Kate and I walk into the green glistening hills and stand among the blossoming oleanders and corianders and frangipani and whatever. How good it is to be alive, to breathe this fragrance, to show our bodies to the bright sun! Her skin is tawny and glowing. Her beauty makes me weep. She will not be spared. None of us will be spared. I go first, then she, or is it she ahead of me? Where will they make the incision? Here, on her smooth rounded back? Here, on the flat taut belly? I can see the high priest standing over the altar. At the first blaze of dawn his shadow falls across her. The obsidian knife that is clutched in his upraised hand has a terrible fiery sparkle. The choir offers up a discordant hymn to the god of blood. The knife descends.


My last chance to escape across the border. I’ve been up all night, weighing the options. There’s no hope of appeal. Running away leaves a bad taste in my mouth. Father, friends, even Kate, all say stay, stay, stay, face the music. The hour of decision. Do I really have a choice? I have no choice. When the time comes, I’ll surrender peacefully.


I report to Transplant House for conscriptive donative surgery in three hours.
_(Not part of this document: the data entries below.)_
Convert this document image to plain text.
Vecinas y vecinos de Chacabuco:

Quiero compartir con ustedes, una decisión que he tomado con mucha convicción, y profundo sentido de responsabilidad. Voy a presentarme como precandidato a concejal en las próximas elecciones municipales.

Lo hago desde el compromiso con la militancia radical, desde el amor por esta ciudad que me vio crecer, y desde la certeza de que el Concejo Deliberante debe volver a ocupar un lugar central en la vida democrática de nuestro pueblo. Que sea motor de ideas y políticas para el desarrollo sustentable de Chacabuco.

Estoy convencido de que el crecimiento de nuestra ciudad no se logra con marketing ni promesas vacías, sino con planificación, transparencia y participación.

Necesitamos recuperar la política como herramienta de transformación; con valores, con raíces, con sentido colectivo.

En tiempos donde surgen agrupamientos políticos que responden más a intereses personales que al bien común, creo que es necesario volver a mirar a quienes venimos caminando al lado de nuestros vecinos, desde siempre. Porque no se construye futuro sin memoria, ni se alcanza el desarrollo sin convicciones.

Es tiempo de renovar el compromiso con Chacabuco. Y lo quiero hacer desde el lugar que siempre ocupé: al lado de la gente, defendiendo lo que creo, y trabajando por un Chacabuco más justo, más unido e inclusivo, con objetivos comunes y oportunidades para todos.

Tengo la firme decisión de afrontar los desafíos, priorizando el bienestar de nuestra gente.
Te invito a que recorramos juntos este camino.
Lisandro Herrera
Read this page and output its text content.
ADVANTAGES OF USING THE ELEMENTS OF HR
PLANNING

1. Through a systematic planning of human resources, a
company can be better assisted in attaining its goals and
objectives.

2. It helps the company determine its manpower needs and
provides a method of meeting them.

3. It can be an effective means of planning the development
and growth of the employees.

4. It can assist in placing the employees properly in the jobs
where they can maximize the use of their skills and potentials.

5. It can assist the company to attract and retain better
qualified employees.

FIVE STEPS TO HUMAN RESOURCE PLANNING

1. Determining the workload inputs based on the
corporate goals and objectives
After all, he said coolly, what’s a kidney? I’ll still have another one, you know. And if that one malfunctions, I can always get a replacement. I’ll have Preferred Recipient status, 6-A, for what that’s worth. But I won’t settle for my automatic 6-A. I know what’s going to happen to the priority system; I’d better protect myself. I’ll go into politics. I’ll climb. I’ll attain upward mobility out of enlightened self-interest, right? Right. I’ll become so important that society will owe me a thousand transplants. And one of these years I’ll get that kidney back. Three or four kidneys, fifty kidneys, as many as I need. A heart or two. A few lungs. A pancreas, a spleen, a liver. They won’t be able to refuse me anything. I’ll show them. I’ll show them. I’ll out-senior the seniors. There’s your Bodily Sanctity activist for you, eh? I suppose I’ll have to resign from the League. Goodbye, idealism. Goodbye, moral superiority. Goodbye, kidney. Goodbye, goodbye, goodbye.


It’s done. I’ve paid my debt to society. I’ve given up unto the powers that be my humble pound of flesh. When I leave the hospital in a couple of days, I’ll carry a card testifying to my new 6-A status.


Top priority for the rest of my life.

Why, I might live for a thousand years.